Das macht sich gut im Lebenslauf!
Brauche ich zwar jetzt nicht mehr, aber da mir ist zugutegekommen, dass das sich
penibel und auf den Millimeter genau gearbeitet habe.
Aber die Selbstständigkeit war schon immer ein Ziel?
Als es noch nicht so gelaufen ist, dass ich mich davon habe ernähren können,
habe ich schon in andere Bereiche hineingeschnuppert. Kinderpflege und
Kindergärtner zum Beispiel. Aber das ist gefloppt. Und ich habe gemerkt,
wie festgefahren die Hierarchien dort sind, wie ungern frischer Wind gesehen
wird und dass ich im sozialen Bereich zu viel nach Hause mitnehme.

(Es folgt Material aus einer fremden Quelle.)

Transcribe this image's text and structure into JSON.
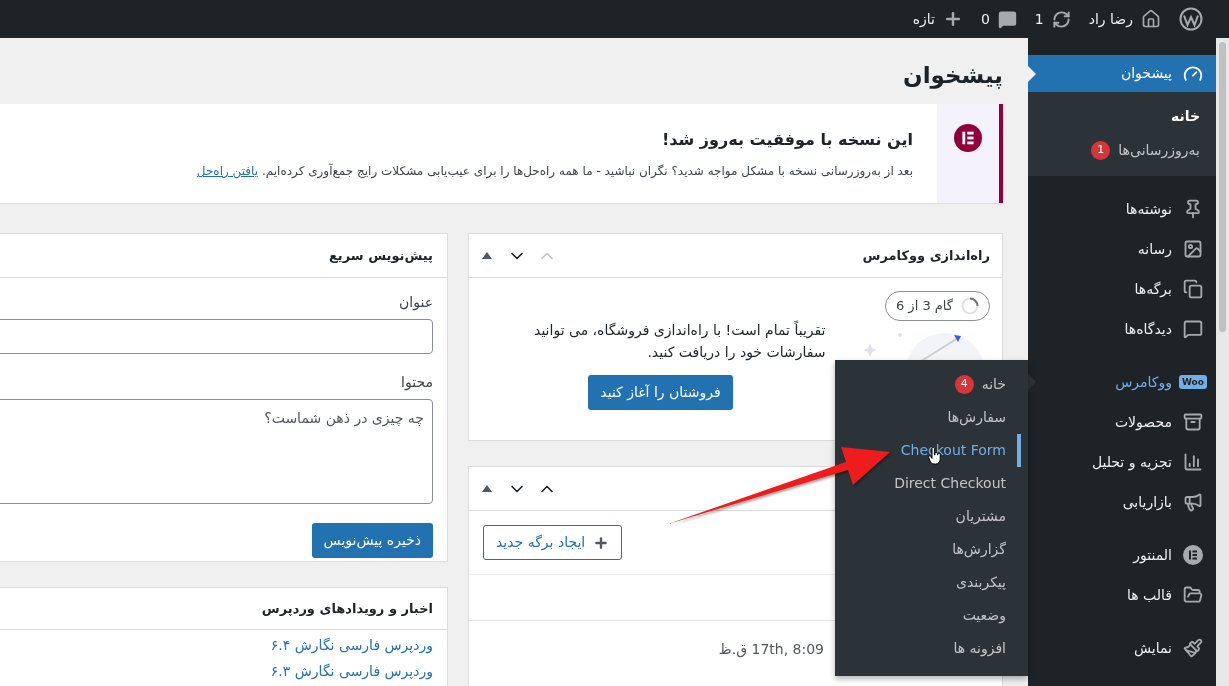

Dann habe ich anderthalb Jahre als Herrenschneider gearbeitet und parallel als
freier Mitarbeiter in der Schuh Bar. Das könnte ich heute auch machen, aber die
Ausstattung habe ich nicht. Ich vermisse zum Beispiel eine Bügelstation, aber
dann würde ich nicht mehr aus dem Laden herauskommen. Das war in meinem früheren
Laden so, dass ich da teilweise zwölf Stunden am Tag gearbeitet habe. Selbst
nachts saß ich im Laden, weil tagsüber dauernd Kunden hereinkamen.
Hatten Sie Mitarbeiter?
Das war mir zu heikel. Bei den aufwendigen Projekten hätte ich mich niemals
getraut, jemanden anderen die Familienerbstücke, Louis Vuitton- oder
Gucci-Taschen in die Hand zu drücken. Damit muss man vorsichtig arbeiten.
Außerdem müsste man eine lange Vorlaufzeit bei Aufträgen haben und einen hohen
Umsatz, um auszubilden oder Mitarbeiter einzustellen. Das bringt auch sehr viel
Bürokratie mit sich, wodurch letztendlich die Kreativität leidet. Sobald man
anfängt zu expandieren, wird es ein Fass ohne Boden. Das ist ein Wahnsinn!

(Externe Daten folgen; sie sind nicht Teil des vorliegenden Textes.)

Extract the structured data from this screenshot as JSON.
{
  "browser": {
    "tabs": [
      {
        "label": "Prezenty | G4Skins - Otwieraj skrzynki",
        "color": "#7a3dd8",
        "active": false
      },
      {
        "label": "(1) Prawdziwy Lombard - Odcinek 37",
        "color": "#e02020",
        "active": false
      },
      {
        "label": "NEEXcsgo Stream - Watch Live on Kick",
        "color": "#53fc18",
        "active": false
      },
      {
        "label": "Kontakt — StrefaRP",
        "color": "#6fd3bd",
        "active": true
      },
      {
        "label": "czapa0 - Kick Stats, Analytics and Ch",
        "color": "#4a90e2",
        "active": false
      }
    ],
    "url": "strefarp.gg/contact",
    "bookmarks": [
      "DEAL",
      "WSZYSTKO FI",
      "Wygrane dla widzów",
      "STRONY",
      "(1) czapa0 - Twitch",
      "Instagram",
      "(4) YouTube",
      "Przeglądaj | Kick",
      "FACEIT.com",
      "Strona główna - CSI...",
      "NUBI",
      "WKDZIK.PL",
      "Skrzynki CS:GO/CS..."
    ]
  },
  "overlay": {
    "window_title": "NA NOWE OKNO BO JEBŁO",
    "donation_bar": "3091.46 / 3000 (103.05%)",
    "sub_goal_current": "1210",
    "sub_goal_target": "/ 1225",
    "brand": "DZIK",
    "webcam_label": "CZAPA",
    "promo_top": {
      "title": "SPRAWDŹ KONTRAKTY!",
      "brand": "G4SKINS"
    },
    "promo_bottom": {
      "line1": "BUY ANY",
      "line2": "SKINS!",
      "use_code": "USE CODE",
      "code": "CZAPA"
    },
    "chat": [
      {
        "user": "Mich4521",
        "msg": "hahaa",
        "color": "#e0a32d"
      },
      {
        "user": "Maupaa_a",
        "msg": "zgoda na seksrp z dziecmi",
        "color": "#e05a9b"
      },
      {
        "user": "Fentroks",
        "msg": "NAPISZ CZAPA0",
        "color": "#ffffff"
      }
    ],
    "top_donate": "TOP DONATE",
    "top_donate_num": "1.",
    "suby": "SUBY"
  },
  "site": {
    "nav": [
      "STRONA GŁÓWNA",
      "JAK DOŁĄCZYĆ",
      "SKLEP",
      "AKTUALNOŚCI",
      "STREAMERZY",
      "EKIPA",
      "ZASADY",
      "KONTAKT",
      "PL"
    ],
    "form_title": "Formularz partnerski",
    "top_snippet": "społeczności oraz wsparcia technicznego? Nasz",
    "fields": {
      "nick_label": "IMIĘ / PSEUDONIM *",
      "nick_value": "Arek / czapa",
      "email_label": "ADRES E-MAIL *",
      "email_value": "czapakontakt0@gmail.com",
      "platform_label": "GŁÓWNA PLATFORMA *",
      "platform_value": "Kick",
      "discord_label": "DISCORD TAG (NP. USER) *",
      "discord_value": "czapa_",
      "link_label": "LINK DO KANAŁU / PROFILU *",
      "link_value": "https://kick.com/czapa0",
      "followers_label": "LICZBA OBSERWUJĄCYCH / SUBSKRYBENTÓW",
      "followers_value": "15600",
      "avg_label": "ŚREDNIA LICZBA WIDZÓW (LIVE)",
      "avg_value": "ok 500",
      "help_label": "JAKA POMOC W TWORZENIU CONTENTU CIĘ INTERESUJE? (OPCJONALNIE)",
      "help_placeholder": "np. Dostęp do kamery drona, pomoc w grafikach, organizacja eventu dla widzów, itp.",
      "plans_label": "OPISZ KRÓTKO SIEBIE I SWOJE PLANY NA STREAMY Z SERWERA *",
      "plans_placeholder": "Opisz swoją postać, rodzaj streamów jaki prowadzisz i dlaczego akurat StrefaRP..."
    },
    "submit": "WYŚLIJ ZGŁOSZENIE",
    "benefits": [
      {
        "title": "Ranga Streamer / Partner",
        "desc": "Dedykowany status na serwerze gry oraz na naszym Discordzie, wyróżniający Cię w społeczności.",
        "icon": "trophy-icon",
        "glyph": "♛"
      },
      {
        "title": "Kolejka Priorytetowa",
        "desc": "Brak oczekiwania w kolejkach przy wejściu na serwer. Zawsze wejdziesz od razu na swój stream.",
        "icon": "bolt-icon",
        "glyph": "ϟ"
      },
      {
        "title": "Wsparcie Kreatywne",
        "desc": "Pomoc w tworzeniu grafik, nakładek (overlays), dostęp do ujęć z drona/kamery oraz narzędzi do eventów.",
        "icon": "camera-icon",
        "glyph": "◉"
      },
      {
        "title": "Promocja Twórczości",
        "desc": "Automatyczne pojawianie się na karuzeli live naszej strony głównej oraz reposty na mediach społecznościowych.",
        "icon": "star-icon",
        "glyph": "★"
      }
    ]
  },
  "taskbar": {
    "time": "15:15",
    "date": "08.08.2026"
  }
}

Das würde auch bedeuten, dass man irgendwann Abstriche bei der Arbeit, beim
Material oder bei der Qualitätskontrolle machen muss.
Nachvollziehbar. Aber schade, weil Sie Ihr Können nicht weitergeben.

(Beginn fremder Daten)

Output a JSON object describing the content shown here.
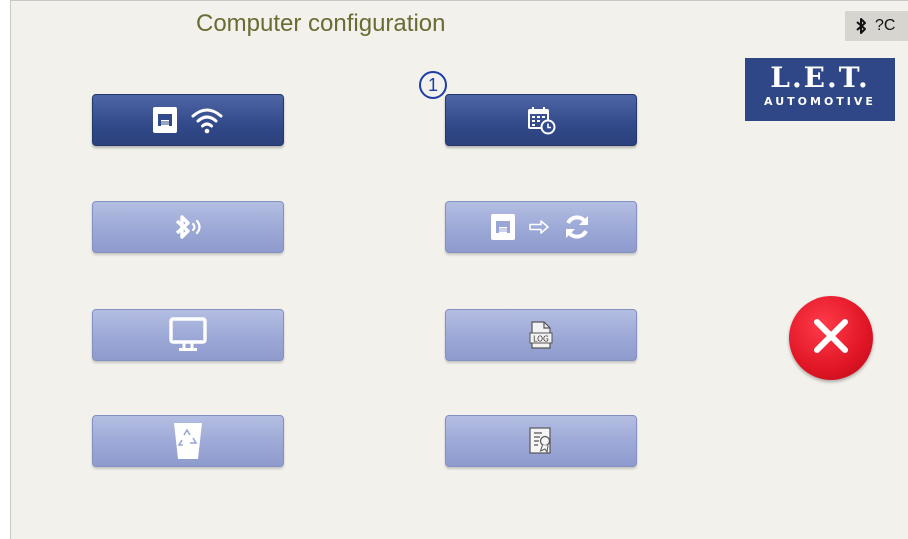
{
  "header": {
    "title": "Computer configuration",
    "status": {
      "bluetooth_icon": "bluetooth-icon",
      "help_text": "?C"
    }
  },
  "logo": {
    "line1": "L.E.T.",
    "line2": "AUTOMOTIVE"
  },
  "badge": {
    "number": "1"
  },
  "buttons": [
    {
      "name": "network-wifi-button",
      "icons": [
        "ethernet-icon",
        "wifi-icon"
      ],
      "state": "active"
    },
    {
      "name": "date-time-button",
      "icons": [
        "calendar-clock-icon"
      ],
      "state": "active"
    },
    {
      "name": "bluetooth-button",
      "icons": [
        "bluetooth-signal-icon"
      ],
      "state": "inactive"
    },
    {
      "name": "network-sync-button",
      "icons": [
        "ethernet-icon",
        "arrow-right-icon",
        "refresh-icon"
      ],
      "state": "inactive"
    },
    {
      "name": "display-button",
      "icons": [
        "monitor-icon"
      ],
      "state": "inactive"
    },
    {
      "name": "log-button",
      "icons": [
        "log-file-icon"
      ],
      "state": "inactive"
    },
    {
      "name": "recycle-button",
      "icons": [
        "recycle-bin-icon"
      ],
      "state": "inactive"
    },
    {
      "name": "certificate-button",
      "icons": [
        "certificate-icon"
      ],
      "state": "inactive"
    }
  ],
  "close": {
    "icon": "close-icon",
    "color": "#e01525"
  },
  "colors": {
    "title": "#6b6b33",
    "button_active": "#32498a",
    "button_inactive": "#9aa6d5",
    "logo_bg": "#2f4787",
    "background": "#f2f1ec"
  }
}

Das ist schwierig. Ich wüsste auch nicht, wo man da ansetzen sollte. Ich komme
ja aus dem Textilbereich, was mein Vorteil ist, weil ich die Sachen unorthodox
angehe. In der Ausbildung muss man sich an Vorgaben halten, die aber teilweise
30 oder 40 Jahre alt sind. Die Feintäschner heute haben das Knowhow noch aus
einer anderen Zeit, als Themen wie Kunstleder und Oberflächenbeschichtungen
nicht zum Tragen kamen. Das sehe ich bei Reparaturen: Sie verzweifeln teilweise
an den neuen Materialien und Schnitten – und gehen mit ihrem veralteten Wissen
heran. Das tut den Taschen wirklich nicht gut. Ich weiß zum Beispiel genau, wie
ich welches Material verstärken muss, wenn etwas gebrochen ist. Oder sie denken
zu sehr an Maschinen. Schneidereien überlegen immer, wie sie ein Problem mit der
Maschine lösen können. Sie würden niemals auf die Idee kommen, es mit der Hand
zu lösen. Das ist faszinierend: Wenn in einer Daunenjacke zum Beispiel eine Naht
unter der Achsel aufspringt, kommen sie nicht darauf, es mit der Hand von außen
zu nähen, was viel unauffälliger und schneller wäre als mit der Maschine.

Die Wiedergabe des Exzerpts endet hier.